To increase the photosynthetic efficiency of these organisms, thereby reducing the solar energy waste and causing the microalgae on the surface and at deeper levels to absorb all of the photons, researchers at the U.S. laboratory began to modulate the size of the light-capturing antennae of microalgae species such as Chlamydomonas reinhardtii and Chlorella sorokiniana.
In this way, the photosynthetic process can be carried out more uniformly by various microalgae cultivated in tanks, for example.
“The idea is to modulate the size of the microalgae antenna to reduce or increase the amount of pigment, depending on the season,” Tonon said.

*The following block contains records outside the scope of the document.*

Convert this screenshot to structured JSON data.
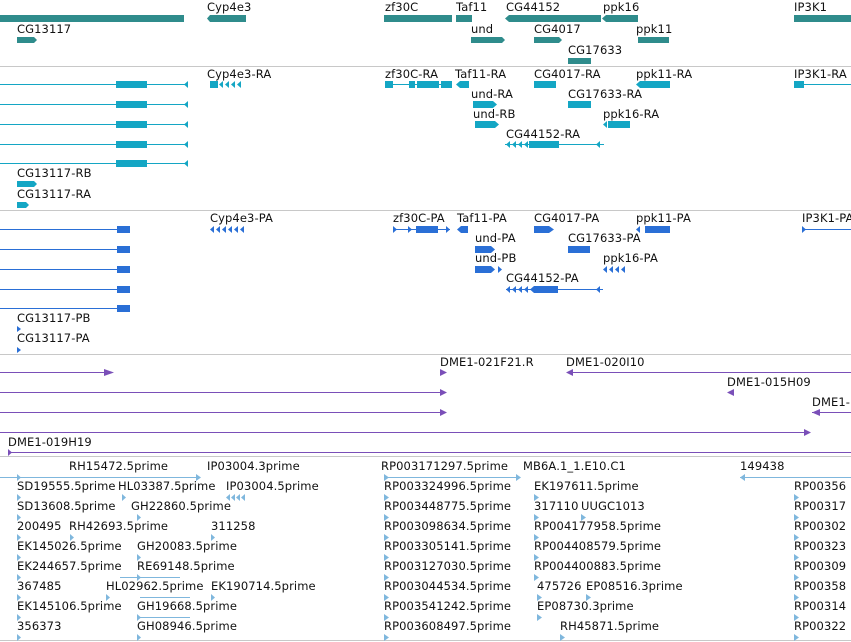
{
  "colors": {
    "gene": "#2f8c8c",
    "transcript": "#14a6c4",
    "cds": "#2a6fd6",
    "clone": "#7a4fb8",
    "est": "#7fb7dd",
    "separator": "#c8c8c8"
  },
  "tracks": {
    "genes": {
      "labels": [
        "CG13117",
        "Cyp4e3",
        "zf30C",
        "Taf11",
        "CG44152",
        "ppk16",
        "IP3K1",
        "und",
        "CG4017",
        "ppk11",
        "CG17633"
      ]
    },
    "transcripts": {
      "labels": [
        "Cyp4e3-RA",
        "zf30C-RA",
        "Taf11-RA",
        "CG4017-RA",
        "ppk11-RA",
        "IP3K1-RA",
        "und-RA",
        "CG17633-RA",
        "und-RB",
        "ppk16-RA",
        "CG44152-RA",
        "CG13117-RB",
        "CG13117-RA"
      ]
    },
    "cds": {
      "labels": [
        "Cyp4e3-PA",
        "zf30C-PA",
        "Taf11-PA",
        "CG4017-PA",
        "ppk11-PA",
        "IP3K1-PA",
        "und-PA",
        "CG17633-PA",
        "und-PB",
        "ppk16-PA",
        "CG44152-PA",
        "CG13117-PB",
        "CG13117-PA"
      ]
    },
    "clones": {
      "labels": [
        "DME1-021F21.R",
        "DME1-020I10",
        "DME1-015H09",
        "DME1-",
        "DME1-019H19"
      ]
    },
    "ests": {
      "labels": [
        "RH15472.5prime",
        "IP03004.3prime",
        "RP003171297.5prime",
        "MB6A.1_1.E10.C1",
        "149438",
        "SD19555.5prime",
        "HL03387.5prime",
        "IP03004.5prime",
        "RP003324996.5prime",
        "EK197611.5prime",
        "RP00356",
        "SD13608.5prime",
        "GH22860.5prime",
        "RP003448775.5prime",
        "317110",
        "UUGC1013",
        "RP00317",
        "200495",
        "RH42693.5prime",
        "311258",
        "RP003098634.5prime",
        "RP004177958.5prime",
        "RP00302",
        "EK145026.5prime",
        "GH20083.5prime",
        "RP003305141.5prime",
        "RP004408579.5prime",
        "RP00323",
        "EK244657.5prime",
        "RE69148.5prime",
        "RP003127030.5prime",
        "RP004400883.5prime",
        "RP00309",
        "367485",
        "HL02962.5prime",
        "EK190714.5prime",
        "RP003044534.5prime",
        "475726",
        "EP08516.3prime",
        "RP00358",
        "EK145106.5prime",
        "GH19668.5prime",
        "RP003541242.5prime",
        "EP08730.3prime",
        "RP00314",
        "356373",
        "GH08946.5prime",
        "RP003608497.5prime",
        "RH45871.5prime",
        "RP00322"
      ]
    }
  }
}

“During the summer, when there is a high incidence of sunlight, the microalgae antenna does not require a large amount of pigment. In the winter, however, when there is less solar energy, the microalgae can capture more energy with a larger amount of pigment. Because of this difference, we could adjust the transgenic strains during the different seasons,” she explained.
Control of chlorophyll b
To modulate the antennae size, the researchers reduced the levels of chlorophyll b in the organisms.
Chlorophyll b absorbs light at a different wavelength than chlorophyll a, which is also found in microalgae and other plants. Thus, chlorophyll b absorbs and transfers more solar energy than other pigments, Tonon explained.

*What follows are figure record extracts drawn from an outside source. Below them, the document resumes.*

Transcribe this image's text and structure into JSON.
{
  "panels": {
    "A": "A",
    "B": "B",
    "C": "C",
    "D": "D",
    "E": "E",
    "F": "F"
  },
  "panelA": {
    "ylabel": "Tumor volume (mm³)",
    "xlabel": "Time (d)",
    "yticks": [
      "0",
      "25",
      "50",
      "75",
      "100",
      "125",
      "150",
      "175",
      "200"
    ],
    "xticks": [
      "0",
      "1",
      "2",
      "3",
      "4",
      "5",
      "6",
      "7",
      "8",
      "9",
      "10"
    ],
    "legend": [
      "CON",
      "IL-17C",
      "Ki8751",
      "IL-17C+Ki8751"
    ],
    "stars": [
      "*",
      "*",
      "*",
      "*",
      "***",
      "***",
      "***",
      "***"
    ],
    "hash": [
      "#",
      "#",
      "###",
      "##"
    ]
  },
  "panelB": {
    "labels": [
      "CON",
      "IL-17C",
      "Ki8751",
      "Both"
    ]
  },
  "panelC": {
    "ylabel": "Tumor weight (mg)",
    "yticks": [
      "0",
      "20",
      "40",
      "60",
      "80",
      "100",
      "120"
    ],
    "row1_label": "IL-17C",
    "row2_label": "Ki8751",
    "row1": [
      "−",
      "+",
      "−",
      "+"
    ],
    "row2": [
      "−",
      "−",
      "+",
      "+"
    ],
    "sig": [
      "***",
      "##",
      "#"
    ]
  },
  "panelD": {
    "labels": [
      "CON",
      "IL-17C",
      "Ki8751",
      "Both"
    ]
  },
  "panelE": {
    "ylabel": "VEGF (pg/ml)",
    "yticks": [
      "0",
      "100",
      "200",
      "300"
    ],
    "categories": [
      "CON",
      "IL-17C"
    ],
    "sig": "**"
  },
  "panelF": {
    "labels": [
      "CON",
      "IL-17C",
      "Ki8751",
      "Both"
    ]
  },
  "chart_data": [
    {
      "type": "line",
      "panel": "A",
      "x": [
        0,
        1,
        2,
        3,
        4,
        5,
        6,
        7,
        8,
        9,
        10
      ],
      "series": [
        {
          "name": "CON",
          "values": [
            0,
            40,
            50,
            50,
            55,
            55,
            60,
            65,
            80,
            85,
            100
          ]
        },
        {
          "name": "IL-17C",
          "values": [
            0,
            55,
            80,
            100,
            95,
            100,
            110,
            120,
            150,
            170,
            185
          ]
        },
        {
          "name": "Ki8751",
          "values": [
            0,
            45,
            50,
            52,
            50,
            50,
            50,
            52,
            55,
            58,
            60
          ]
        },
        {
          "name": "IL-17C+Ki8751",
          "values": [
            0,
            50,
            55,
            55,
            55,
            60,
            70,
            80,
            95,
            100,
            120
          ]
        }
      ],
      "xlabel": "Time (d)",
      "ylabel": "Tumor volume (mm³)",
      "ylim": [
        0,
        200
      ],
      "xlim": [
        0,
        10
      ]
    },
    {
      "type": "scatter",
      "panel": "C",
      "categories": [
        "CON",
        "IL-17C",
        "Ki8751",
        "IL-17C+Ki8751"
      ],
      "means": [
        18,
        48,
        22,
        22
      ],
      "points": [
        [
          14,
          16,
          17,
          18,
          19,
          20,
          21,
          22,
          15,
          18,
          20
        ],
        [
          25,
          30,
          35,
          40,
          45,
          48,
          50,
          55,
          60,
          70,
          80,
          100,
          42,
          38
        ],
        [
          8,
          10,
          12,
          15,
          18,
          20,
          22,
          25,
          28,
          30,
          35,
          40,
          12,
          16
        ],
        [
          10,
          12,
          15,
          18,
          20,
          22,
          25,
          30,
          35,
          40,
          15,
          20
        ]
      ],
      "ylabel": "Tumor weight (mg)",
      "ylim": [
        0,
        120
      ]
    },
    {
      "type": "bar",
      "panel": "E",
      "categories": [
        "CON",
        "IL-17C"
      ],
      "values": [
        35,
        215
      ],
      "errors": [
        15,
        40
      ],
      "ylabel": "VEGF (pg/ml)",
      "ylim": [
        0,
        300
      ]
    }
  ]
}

“By regulating the production of chlorophyll b, we can control the size of the microalgae antennae,” she added.
To regulate this, the researchers modulated the expression of the gene encoding chlorophyll a oxygenase, which is the enzyme responsible for pigment formation.
By reducing the expression of gene encoding this enzyme and consequently reducing the amount of chlorophyll b in the system, the researchers generated algae with different light absorption capacities.

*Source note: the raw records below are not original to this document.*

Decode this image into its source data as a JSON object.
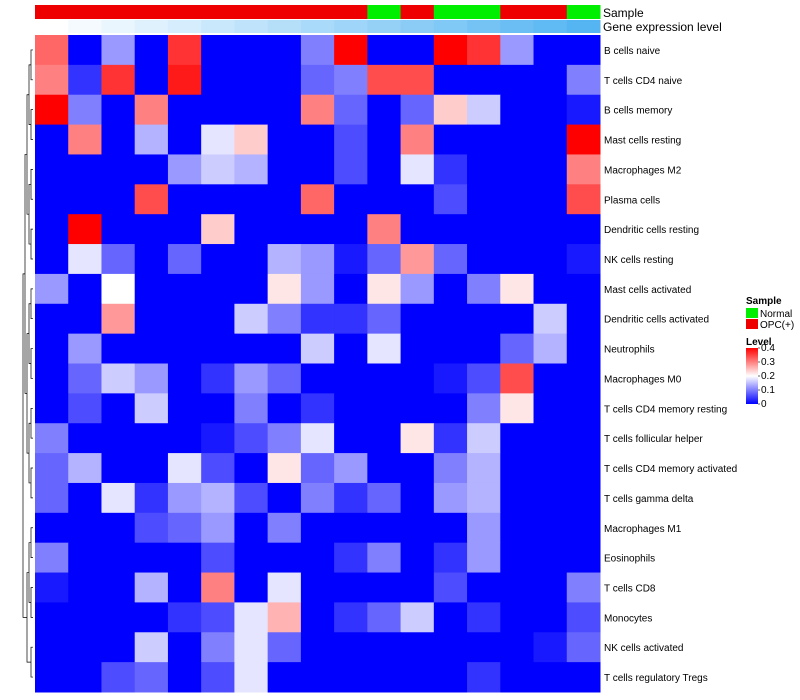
{
  "chart_data": {
    "type": "heatmap",
    "annotation_labels": {
      "sample": "Sample",
      "gene_expression": "Gene expression level"
    },
    "rows": [
      "B cells naive",
      "T cells CD4 naive",
      "B cells memory",
      "Mast cells resting",
      "Macrophages M2",
      "Plasma cells",
      "Dendritic cells resting",
      "NK cells resting",
      "Mast cells activated",
      "Dendritic cells activated",
      "Neutrophils",
      "Macrophages M0",
      "T cells CD4 memory resting",
      "T cells follicular helper",
      "T cells CD4 memory activated",
      "T cells gamma delta",
      "Macrophages M1",
      "Eosinophils",
      "T cells CD8",
      "Monocytes",
      "NK cells activated",
      "T cells regulatory  Tregs"
    ],
    "sample_groups": [
      "OPC(+)",
      "OPC(+)",
      "OPC(+)",
      "OPC(+)",
      "OPC(+)",
      "OPC(+)",
      "OPC(+)",
      "OPC(+)",
      "OPC(+)",
      "OPC(+)",
      "Normal",
      "OPC(+)",
      "Normal",
      "Normal",
      "OPC(+)",
      "OPC(+)",
      "Normal"
    ],
    "expression_level": [
      0.0,
      0.0625,
      0.125,
      0.1875,
      0.25,
      0.3125,
      0.375,
      0.4375,
      0.5,
      0.5625,
      0.625,
      0.6875,
      0.75,
      0.8125,
      0.875,
      0.9375,
      1.0
    ],
    "values": [
      [
        0.32,
        0.0,
        0.12,
        0.0,
        0.36,
        0.0,
        0.0,
        0.0,
        0.1,
        0.4,
        0.0,
        0.0,
        0.4,
        0.36,
        0.12,
        0.0,
        0.0
      ],
      [
        0.3,
        0.04,
        0.36,
        0.0,
        0.38,
        0.0,
        0.0,
        0.0,
        0.08,
        0.1,
        0.34,
        0.34,
        0.0,
        0.0,
        0.0,
        0.0,
        0.1
      ],
      [
        0.4,
        0.1,
        0.0,
        0.3,
        0.0,
        0.0,
        0.0,
        0.0,
        0.3,
        0.08,
        0.0,
        0.08,
        0.24,
        0.16,
        0.0,
        0.0,
        0.02
      ],
      [
        0.0,
        0.3,
        0.0,
        0.14,
        0.0,
        0.18,
        0.24,
        0.0,
        0.0,
        0.06,
        0.0,
        0.3,
        0.0,
        0.0,
        0.0,
        0.0,
        0.4
      ],
      [
        0.0,
        0.0,
        0.0,
        0.0,
        0.12,
        0.16,
        0.14,
        0.0,
        0.0,
        0.06,
        0.0,
        0.18,
        0.04,
        0.0,
        0.0,
        0.0,
        0.3
      ],
      [
        0.0,
        0.0,
        0.0,
        0.34,
        0.0,
        0.0,
        0.0,
        0.0,
        0.32,
        0.0,
        0.0,
        0.0,
        0.06,
        0.0,
        0.0,
        0.0,
        0.34
      ],
      [
        0.0,
        0.4,
        0.0,
        0.0,
        0.0,
        0.24,
        0.0,
        0.0,
        0.0,
        0.0,
        0.3,
        0.0,
        0.0,
        0.0,
        0.0,
        0.0,
        0.0
      ],
      [
        0.0,
        0.18,
        0.08,
        0.0,
        0.08,
        0.0,
        0.0,
        0.14,
        0.12,
        0.02,
        0.08,
        0.28,
        0.08,
        0.0,
        0.0,
        0.0,
        0.02
      ],
      [
        0.12,
        0.0,
        0.2,
        0.0,
        0.0,
        0.0,
        0.0,
        0.22,
        0.12,
        0.0,
        0.22,
        0.12,
        0.0,
        0.1,
        0.22,
        0.0,
        0.0
      ],
      [
        0.0,
        0.0,
        0.28,
        0.0,
        0.0,
        0.0,
        0.16,
        0.1,
        0.04,
        0.04,
        0.08,
        0.0,
        0.0,
        0.0,
        0.0,
        0.16,
        0.0
      ],
      [
        0.0,
        0.12,
        0.0,
        0.0,
        0.0,
        0.0,
        0.0,
        0.0,
        0.16,
        0.0,
        0.18,
        0.0,
        0.0,
        0.0,
        0.08,
        0.14,
        0.0
      ],
      [
        0.0,
        0.08,
        0.16,
        0.12,
        0.0,
        0.04,
        0.12,
        0.08,
        0.0,
        0.0,
        0.0,
        0.0,
        0.02,
        0.06,
        0.34,
        0.0,
        0.0
      ],
      [
        0.0,
        0.06,
        0.0,
        0.16,
        0.0,
        0.0,
        0.1,
        0.0,
        0.04,
        0.0,
        0.0,
        0.0,
        0.0,
        0.1,
        0.22,
        0.0,
        0.0
      ],
      [
        0.1,
        0.0,
        0.0,
        0.0,
        0.0,
        0.02,
        0.06,
        0.1,
        0.18,
        0.0,
        0.0,
        0.22,
        0.04,
        0.16,
        0.0,
        0.0,
        0.0
      ],
      [
        0.08,
        0.14,
        0.0,
        0.0,
        0.18,
        0.06,
        0.0,
        0.22,
        0.08,
        0.12,
        0.0,
        0.0,
        0.1,
        0.14,
        0.0,
        0.0,
        0.0
      ],
      [
        0.08,
        0.0,
        0.18,
        0.04,
        0.12,
        0.14,
        0.06,
        0.0,
        0.1,
        0.04,
        0.08,
        0.0,
        0.12,
        0.14,
        0.0,
        0.0,
        0.0
      ],
      [
        0.0,
        0.0,
        0.0,
        0.06,
        0.08,
        0.12,
        0.0,
        0.1,
        0.0,
        0.0,
        0.0,
        0.0,
        0.0,
        0.12,
        0.0,
        0.0,
        0.0
      ],
      [
        0.1,
        0.0,
        0.0,
        0.0,
        0.0,
        0.06,
        0.0,
        0.0,
        0.0,
        0.04,
        0.1,
        0.0,
        0.04,
        0.12,
        0.0,
        0.0,
        0.0
      ],
      [
        0.02,
        0.0,
        0.0,
        0.14,
        0.0,
        0.3,
        0.0,
        0.18,
        0.0,
        0.0,
        0.0,
        0.0,
        0.06,
        0.0,
        0.0,
        0.0,
        0.1
      ],
      [
        0.0,
        0.0,
        0.0,
        0.0,
        0.04,
        0.06,
        0.18,
        0.26,
        0.0,
        0.04,
        0.08,
        0.16,
        0.0,
        0.04,
        0.0,
        0.0,
        0.06
      ],
      [
        0.0,
        0.0,
        0.0,
        0.16,
        0.0,
        0.1,
        0.18,
        0.08,
        0.0,
        0.0,
        0.0,
        0.0,
        0.0,
        0.0,
        0.0,
        0.02,
        0.08
      ],
      [
        0.0,
        0.0,
        0.06,
        0.08,
        0.0,
        0.06,
        0.18,
        0.0,
        0.0,
        0.0,
        0.0,
        0.0,
        0.0,
        0.04,
        0.0,
        0.0,
        0.0
      ]
    ],
    "legend": {
      "sample_title": "Sample",
      "sample_items": [
        {
          "label": "Normal",
          "color": "#00ee00"
        },
        {
          "label": "OPC(+)",
          "color": "#ee0000"
        }
      ],
      "level_title": "Level",
      "level_ticks": [
        0.4,
        0.3,
        0.2,
        0.1,
        0
      ],
      "level_tick_labels": [
        "0.4",
        "0.3",
        "0.2",
        "0.1",
        "0"
      ]
    },
    "colors": {
      "low": "#0000ff",
      "mid": "#ffffff",
      "high": "#ff0000",
      "normal": "#00ee00",
      "opc": "#ee0000",
      "expr_low": "#ffffff",
      "expr_high": "#55b5f2"
    },
    "value_range": [
      0,
      0.4
    ]
  }
}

The transgenic algae cultures presented photosynthetic rates two times higher than those of the wild strains, as measured by the amount of oxygen produced during photosynthesis.
In addition, the transgenic cultures experienced 30% more growth than the cultures that were not genetically modified.
“By reducing the production of chlorophyll b in the microalgae, they were able to make better use of the energy captured through photosynthesis and transfer it more efficiently, without saturating the photosystem or causing harm,” Tonon said.
“When microalgae or plants absorb large quantities of energy and are unable to efficiently distribute the electrons, this energy accumulates in the photosystem and causes various forms of damage such as photooxidation,” she explained.
Doctorate in bioenergy
The Advanced School on the Present and Future of Bioenergy was held under the scope of the FAPESP funding mechanism known as the São Paulo School of Advanced Science (SPSAS).
The event at the Unicamp Institute of Chemistry brought together researchers, faculty and undergraduate and graduate students from Brazil and other countries to discuss the current state of bioenergy research and prospects for the future.
“The idea for the event was to cover all aspects related to bioenergy and to highlight the fact that the raw material used to produce biofuels and other chemical products that can be generated from biomass is not limited to sugarcane,” said Andreas Karoly Gombert, Unicamp professor and meeting organizer.
Another objective of the event was to promote the Integrated Bioenergy Doctoral Program, which is jointly promoted by Unicamp, the University of São Paulo (USP) and São Paulo State University (UNESP), the first term of which began in March 2014.
“Because we wanted to achieve the highest possible degree of internationalization and attract students from outside of Brazil to the course, we thought the event would be a good way to publicize it,” Gombert said.
The article, Optimization of photosynthetic light energy utilization by microalgae (doi: 10.1016/j.algal.2012.07.002), by Perrine et al may be read in the journal Algal Research at: www.sciencedirect.com/science/article/pii/S2211926412000288.